Un sopravvissuto da Varsavia, op. 46


Visto che ci stiamo avvicinando alla Giornata della Memoria ed è bene prepararsi (sia mai che incontrate Vattani e gli spiegate qualcosina su come funzionano le cose), vi propongo l'ascolto di questo oratorio, secondo me bellissimo, di Arnold Schönberg: Ein Überlebender aus Warschau Op. 46.
Questo il testo nella traduzione italiana. Buon ascolto.

Non posso ricordare tutto. Devo essere rimasto privo di conoscenza per la maggior parte del tempo. Ricordo soltanto il grandioso momento quando tutti cominciarono a cantare, come se si fossero messi d'accordo, l'antica preghiera che essi avevano trascurato per tanti anni, il credo dimenticato! Ma non so ricostruire come riuscii a vivere nel sottosuolo nelle fogne di Varsavia per un così lungo tempo.

Il giorno cominciò come al solito: sveglia quando è ancora buio. Fuori! Sia che tu abbia dormito o che le preoccupazioni ti abbiano tenuto svegli tutta la notte. Sei stato separato dai tuoi bambini, da tua moglie, dai tuoi genitori; non sai che cosa sia loro accaduto, come potresti dormire? Di nuovo le trombe: fuori! il sergente sarà furioso! Vennero fuori; alcuni molto lenti; i vecchi, gli ammalati; alcuni con agilità nervosa. Temono il sergente. Si affrettano quanto più possibile. Invano! Molto, troppo rumore, molta, troppa agitazione, e non svelti abbastanza! Il sergente urla: "Attenzione! Attenti! Beh, ci decidiamo? O devo aiutarvi io con il calcio del fucile? E va bene; se è proprio questo che volete!" Il sergente e i suoi aiutanti colpiscono tutti; giovani e vecchi, remissivi o agitati, colpevoli o innocenti. Era doloroso sentirli gemere e lamentarsi. Sentivo tutto sebbene fossi stato colpito molto forte, così forte da non poter evitare di cadere. Eravamo tutti stesi per terra, chi non poteva reggersi in piedi veniva colpito alla testa.

Devo essere rimasto privo di conoscenza. La prima cosa che sentii fu un soldato che diceva: "Sono tutti morti." Al che il sergente ordinò di farla finita con noi. Io giacevo da una parte semisvenuto. Era diventato tutto tranquillo, paura e dolore.

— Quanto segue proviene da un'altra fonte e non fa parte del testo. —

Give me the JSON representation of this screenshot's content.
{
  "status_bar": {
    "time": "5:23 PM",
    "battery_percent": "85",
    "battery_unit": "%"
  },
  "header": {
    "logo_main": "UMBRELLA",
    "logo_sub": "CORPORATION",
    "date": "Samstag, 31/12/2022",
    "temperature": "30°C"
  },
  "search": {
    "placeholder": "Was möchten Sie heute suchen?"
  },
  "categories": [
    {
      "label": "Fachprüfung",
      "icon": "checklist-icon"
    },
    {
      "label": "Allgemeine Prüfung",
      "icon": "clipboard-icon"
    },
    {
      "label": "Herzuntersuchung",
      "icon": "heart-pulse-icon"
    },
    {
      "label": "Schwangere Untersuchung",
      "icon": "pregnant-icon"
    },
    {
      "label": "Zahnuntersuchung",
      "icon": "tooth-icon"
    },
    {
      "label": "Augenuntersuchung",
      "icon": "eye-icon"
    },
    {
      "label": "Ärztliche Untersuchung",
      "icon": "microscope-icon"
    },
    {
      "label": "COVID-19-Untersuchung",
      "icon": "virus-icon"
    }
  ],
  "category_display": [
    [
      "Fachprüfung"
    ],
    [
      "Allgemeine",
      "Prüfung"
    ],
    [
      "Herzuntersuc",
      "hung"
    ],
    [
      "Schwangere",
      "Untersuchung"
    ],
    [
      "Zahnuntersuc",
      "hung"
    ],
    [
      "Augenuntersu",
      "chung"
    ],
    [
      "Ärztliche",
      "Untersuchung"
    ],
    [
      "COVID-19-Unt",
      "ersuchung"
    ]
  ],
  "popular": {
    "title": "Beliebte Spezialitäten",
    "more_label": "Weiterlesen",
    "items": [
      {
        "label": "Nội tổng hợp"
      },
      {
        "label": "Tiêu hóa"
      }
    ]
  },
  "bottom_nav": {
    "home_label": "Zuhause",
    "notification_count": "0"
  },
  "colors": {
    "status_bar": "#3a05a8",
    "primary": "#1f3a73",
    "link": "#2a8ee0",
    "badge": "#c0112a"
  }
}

Fu allora che udii il sergente gridare: "Contateli!". Cominciarono lentamente e in modo irregolare Uno, due, tre, quattro. "Attenzione!" il sergente urlò di nuovo, "Più svelti! Cominciate di nuovo da capo! Fra un minuto voglio sapere quanti devo mandare alla camera a gas! Contateli!". Ricominciarono, prima lentamente: uno, due, tre, quattro, poi sempre più veloci, sempre più veloci tanto che alla fine risuonò come una fuga precipitosa di cavalli selvaggi, e tutto ad un tratto, nel mezzo del tumulto, essi cominciarono a cantare lo Shema Ysroël.

Ascolta Israele, il Signore è il Dio nostro, il Signore è uno. Amerai il Signore tuo Dio con tutto il tuo cuore con tutta la tua anima e con tutte le tue forze. E saranno queste parole che io ti comando oggi, sul tuo cuore le ripeterai ai tuoi figli e ne parlerai con loro, stando nella tua casa camminando per la via, quando ti coricherai e quando ti alzerai.